Share the responsibility for data security

Everybody, even individuals outside of call centers, is responsible for customer data security. Organizations can practice broad ownership of customer data security in many ways, including the following:

  • Report suspicious activity.
  • Restrict unauthorized hardware or software and access to questionable websites and documents.
  • Bring unattended sensitive documents to leadership.

Test security controls

Organizations must continuously test their technologies and processes to protect customer data. Business leaders should never assume everything will work as planned, especially when dealing with human behaviors and sophisticated bad actors.

Examples of testing security controls include the following:

  • Perform security audits, including security log reviews if a breach occurs.
  • Scan for malware and other unauthorized software regularly.
  • Perform office and home workstation reviews to ensure employees follow security best practices.

Prepare for a security breach

Customers are more likely to feel confident in the recovery process if an organization quickly shows control over a breach and has an action plan to protect customers.

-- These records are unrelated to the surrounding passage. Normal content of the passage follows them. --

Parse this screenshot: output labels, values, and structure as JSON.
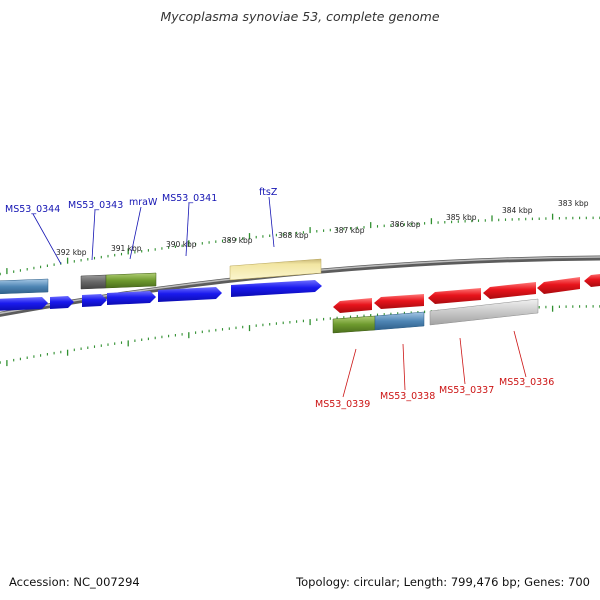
{
  "header": {
    "title": "Mycoplasma synoviae 53, complete genome"
  },
  "footer": {
    "accession": "Accession: NC_007294",
    "stats": "Topology: circular; Length: 799,476 bp; Genes: 700"
  },
  "map": {
    "colors": {
      "forward_gene": "#1a1aee",
      "reverse_gene": "#e8141c",
      "forward_label": "#1515b3",
      "reverse_label": "#cc1515",
      "tick": "#2f8f2f",
      "backbone": "#8a8a8a"
    },
    "kbp_labels": [
      "392 kbp",
      "391 kbp",
      "390 kbp",
      "389 kbp",
      "388 kbp",
      "387 kbp",
      "386 kbp",
      "385 kbp",
      "384 kbp",
      "383 kbp"
    ],
    "forward_labels": [
      "MS53_0344",
      "MS53_0343",
      "mraW",
      "MS53_0341",
      "ftsZ"
    ],
    "reverse_labels": [
      "MS53_0339",
      "MS53_0338",
      "MS53_0337",
      "MS53_0336"
    ]
  }
}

Organizations should include security breach preparation in disaster recovery and business continuity plans, with specific actions including the following:

  • how and when to notify customers;
  • how and when to notify employees; and
  • how to support continued operations.

Call center security best practices have always been critical to protecting customer data, but the expanded remote work environment and increasingly sophisticated ways to compromise data force organizations to increase their focus on protecting call center data.